Mit der Novellierung des EnWG und den resultierenden Gesetzesanpassungen im Rahmen des NABEG 2.0 (Mai 2019) wird der Prozess des Redispatching erweitert. Ab dem 1. Oktober 2021 werden alle Verteilnetzbetreiber (VNB) und Anlagenbetreiber (ANB) von Energieerzeugungsanlagen in den Redispatch-Prozess integriert. Das bedeutet, dass die bisher weitgehend unabhängige Netzbewirtschaftung der VNB mittels des sogenannten Einspeisemanagements im Rahmen des EEG eingestellt und in den Redispatch-Prozess nach dem EnWG überführt wird. Betroffen von der Novellierung sind vorerst Anlagenbetreiber aller Eigenerzeugungsanlagen mit über 100 kW installierter Leistung.

Wie ist die Anlagendefinition im Redispatch 2.0?

Im Sinne der Marktkommunikation (MaKo) zum Redispatch 2.0 wird Ihre Anlage als technische Ressource (TR) bezeichnet und einer steuerbaren Ressource (SR) zugeordnet. Der Unterschied ist, dass die SR die kleinste durch den Verteilnetzbetreiber (VNB) einzeln steuerbare Einheit darstellt und demzufolge jede TR genau einer SR zugeordnet ist, aber eine SR auch mehrere TR enthalten kann. Sie können sich dies wie folgt Vorstellen: Wenn sie bspw. zwei PV-Anlagen betreiben, welche über eine technische Einrichtung gemeinsam vom Netzbetreiber geregelt werden können, so haben Sie zwei TR, welche einer SR zugeordnet werden können.

Wie funktioniert die Zuordnung der TR-ID zu SR-ID?

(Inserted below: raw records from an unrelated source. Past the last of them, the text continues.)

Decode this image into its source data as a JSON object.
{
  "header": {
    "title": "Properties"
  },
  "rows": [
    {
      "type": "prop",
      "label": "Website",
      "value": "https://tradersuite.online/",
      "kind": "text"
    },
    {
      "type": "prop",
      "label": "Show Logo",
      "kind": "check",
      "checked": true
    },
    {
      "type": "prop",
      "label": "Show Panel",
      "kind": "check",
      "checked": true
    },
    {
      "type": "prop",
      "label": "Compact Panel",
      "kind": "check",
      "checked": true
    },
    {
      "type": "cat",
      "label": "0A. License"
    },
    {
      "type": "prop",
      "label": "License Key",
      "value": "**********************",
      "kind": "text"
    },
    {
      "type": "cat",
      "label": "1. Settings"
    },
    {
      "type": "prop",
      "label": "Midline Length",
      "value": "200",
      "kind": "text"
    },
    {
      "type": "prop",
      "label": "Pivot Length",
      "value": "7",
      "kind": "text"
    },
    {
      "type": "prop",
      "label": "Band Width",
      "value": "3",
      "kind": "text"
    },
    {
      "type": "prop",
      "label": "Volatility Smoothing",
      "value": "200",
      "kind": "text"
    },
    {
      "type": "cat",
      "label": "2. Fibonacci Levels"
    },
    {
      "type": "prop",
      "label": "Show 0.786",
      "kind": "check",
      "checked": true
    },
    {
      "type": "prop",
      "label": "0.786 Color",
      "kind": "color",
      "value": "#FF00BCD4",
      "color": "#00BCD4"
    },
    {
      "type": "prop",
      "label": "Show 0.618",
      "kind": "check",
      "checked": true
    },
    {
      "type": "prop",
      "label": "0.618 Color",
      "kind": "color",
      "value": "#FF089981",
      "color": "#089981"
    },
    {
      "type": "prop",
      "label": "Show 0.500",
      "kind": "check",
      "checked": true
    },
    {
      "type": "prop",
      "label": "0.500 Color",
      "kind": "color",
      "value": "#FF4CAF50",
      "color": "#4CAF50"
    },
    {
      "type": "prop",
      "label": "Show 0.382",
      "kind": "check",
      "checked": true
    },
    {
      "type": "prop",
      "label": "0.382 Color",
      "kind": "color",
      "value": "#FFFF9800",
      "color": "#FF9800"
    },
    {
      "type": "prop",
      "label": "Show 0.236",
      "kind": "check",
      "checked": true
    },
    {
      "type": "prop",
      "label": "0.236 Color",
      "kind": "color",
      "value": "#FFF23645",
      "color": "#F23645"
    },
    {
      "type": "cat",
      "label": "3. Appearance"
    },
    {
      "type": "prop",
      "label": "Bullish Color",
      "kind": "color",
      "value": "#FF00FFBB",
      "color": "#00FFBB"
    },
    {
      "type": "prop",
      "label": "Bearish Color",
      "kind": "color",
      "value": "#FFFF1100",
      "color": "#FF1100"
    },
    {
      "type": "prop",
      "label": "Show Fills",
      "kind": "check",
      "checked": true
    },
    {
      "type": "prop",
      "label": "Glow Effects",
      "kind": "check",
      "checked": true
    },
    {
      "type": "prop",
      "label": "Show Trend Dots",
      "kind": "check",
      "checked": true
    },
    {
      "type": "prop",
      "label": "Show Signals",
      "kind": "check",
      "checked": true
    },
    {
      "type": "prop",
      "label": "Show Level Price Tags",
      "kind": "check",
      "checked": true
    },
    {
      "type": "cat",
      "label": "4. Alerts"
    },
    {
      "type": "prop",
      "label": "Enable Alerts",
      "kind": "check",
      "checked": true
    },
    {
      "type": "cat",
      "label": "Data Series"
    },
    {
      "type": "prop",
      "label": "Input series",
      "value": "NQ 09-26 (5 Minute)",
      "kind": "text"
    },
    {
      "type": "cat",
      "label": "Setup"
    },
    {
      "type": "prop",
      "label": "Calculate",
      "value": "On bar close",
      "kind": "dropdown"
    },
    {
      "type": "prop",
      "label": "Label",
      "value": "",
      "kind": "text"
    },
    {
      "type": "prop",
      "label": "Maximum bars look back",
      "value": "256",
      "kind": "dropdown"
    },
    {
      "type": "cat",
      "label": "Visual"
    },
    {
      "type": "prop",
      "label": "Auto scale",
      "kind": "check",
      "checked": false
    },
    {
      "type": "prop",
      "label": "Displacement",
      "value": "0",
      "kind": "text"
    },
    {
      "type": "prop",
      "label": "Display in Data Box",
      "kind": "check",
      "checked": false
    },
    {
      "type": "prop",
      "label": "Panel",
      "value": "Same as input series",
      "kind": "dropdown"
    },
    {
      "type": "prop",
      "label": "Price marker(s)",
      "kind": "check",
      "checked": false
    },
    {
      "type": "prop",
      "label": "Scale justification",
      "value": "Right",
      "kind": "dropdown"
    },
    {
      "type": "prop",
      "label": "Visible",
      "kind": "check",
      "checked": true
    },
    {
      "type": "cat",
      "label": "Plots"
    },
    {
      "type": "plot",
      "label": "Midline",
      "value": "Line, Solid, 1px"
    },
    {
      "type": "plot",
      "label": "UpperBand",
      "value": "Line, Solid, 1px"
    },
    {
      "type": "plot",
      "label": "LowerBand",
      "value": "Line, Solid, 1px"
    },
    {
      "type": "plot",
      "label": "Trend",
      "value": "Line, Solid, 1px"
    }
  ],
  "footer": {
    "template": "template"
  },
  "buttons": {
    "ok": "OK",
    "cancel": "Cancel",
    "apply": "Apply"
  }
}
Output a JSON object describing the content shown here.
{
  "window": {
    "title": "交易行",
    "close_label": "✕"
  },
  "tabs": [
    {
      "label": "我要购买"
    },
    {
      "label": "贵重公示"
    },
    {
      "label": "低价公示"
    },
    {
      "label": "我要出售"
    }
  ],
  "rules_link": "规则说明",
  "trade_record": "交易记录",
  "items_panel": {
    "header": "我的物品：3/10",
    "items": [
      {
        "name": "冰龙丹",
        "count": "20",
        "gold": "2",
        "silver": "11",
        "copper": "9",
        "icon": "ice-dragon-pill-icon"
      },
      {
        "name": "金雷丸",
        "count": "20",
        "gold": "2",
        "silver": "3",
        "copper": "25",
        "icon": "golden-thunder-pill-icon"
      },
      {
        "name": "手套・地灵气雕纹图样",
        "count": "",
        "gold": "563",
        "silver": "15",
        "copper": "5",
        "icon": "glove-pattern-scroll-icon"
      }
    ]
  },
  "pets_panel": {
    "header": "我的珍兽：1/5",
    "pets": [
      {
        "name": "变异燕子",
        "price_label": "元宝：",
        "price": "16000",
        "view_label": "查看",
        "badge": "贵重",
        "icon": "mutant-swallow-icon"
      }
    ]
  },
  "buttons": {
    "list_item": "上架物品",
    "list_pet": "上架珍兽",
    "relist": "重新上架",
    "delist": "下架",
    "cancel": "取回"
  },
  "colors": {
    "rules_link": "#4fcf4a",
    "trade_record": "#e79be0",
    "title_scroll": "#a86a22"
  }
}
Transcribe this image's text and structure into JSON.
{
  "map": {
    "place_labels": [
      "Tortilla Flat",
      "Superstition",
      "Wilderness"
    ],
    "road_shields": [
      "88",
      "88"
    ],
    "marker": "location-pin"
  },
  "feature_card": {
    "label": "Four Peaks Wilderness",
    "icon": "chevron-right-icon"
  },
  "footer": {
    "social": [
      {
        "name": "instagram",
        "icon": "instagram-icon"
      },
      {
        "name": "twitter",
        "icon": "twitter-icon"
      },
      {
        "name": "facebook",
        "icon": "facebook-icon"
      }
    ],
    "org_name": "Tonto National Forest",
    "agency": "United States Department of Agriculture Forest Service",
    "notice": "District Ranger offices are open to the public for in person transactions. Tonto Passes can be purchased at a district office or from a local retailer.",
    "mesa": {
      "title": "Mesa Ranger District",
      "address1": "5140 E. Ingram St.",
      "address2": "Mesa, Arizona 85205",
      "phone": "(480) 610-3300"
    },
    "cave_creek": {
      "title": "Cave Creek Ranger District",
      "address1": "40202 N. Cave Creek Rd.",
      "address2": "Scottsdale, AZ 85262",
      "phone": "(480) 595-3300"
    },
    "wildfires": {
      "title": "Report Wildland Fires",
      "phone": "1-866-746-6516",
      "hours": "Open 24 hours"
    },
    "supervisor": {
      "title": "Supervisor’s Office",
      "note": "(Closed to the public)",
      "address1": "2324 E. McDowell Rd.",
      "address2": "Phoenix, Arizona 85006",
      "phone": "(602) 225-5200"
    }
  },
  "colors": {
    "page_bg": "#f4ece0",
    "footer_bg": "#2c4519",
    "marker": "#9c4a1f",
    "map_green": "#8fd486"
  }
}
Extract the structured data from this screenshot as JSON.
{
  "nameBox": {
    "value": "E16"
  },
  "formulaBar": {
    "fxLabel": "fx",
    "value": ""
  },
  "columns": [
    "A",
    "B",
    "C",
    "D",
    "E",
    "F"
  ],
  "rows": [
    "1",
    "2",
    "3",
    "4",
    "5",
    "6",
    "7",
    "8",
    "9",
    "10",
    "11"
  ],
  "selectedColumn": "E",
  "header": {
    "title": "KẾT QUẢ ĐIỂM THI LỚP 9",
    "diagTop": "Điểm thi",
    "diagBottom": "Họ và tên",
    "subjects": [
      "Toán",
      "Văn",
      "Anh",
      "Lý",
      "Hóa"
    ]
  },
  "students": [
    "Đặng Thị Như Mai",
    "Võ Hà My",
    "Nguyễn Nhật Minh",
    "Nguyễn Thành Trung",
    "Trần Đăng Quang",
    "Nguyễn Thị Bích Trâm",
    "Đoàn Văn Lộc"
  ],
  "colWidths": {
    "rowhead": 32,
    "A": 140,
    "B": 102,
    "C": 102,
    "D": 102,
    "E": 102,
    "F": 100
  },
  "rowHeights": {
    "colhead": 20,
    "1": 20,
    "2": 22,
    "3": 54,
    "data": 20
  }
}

Die Zuordnung der Technischen Ressource (TR) zur steuerbaren Ressource (SR) erfolgt durch den Verteilnetzbetreiber (VNB). Dies ist die Stadtwerke Karlsruhe Netzservice GmbH im konkreten Fall. Die Zuordnung geschieht anhand von eindeutigen Identifikatoren, sogenannten IDs. Zur Zuordnung Ihrer einzelnen Erzeuger (TR-ID) zu den Fernwirkgeräten oder Funkrundsteuerempfänger (zukünftig: intelligente Messsysteme bei Anlagen und KWK-Anlagen im Sinne des EEG, welche eine installierte Leistung größer 7 kW besitzen) des Netzbetreibers (SR-ID). Die Zuordnung der TR- und SR-ID versenden wir VNB entweder direkt an den benannten Einsatzverantwortlichen (EIV) oder an die Anlagenbetreiber, welche die ID dem EIV mitteilen müssen. Den Vorschlag zur Zuordnung haben wir Ihnen, sofern Sie angeschrieben wurden, im Schreiben vom 02.06.2021 zukommen lassen.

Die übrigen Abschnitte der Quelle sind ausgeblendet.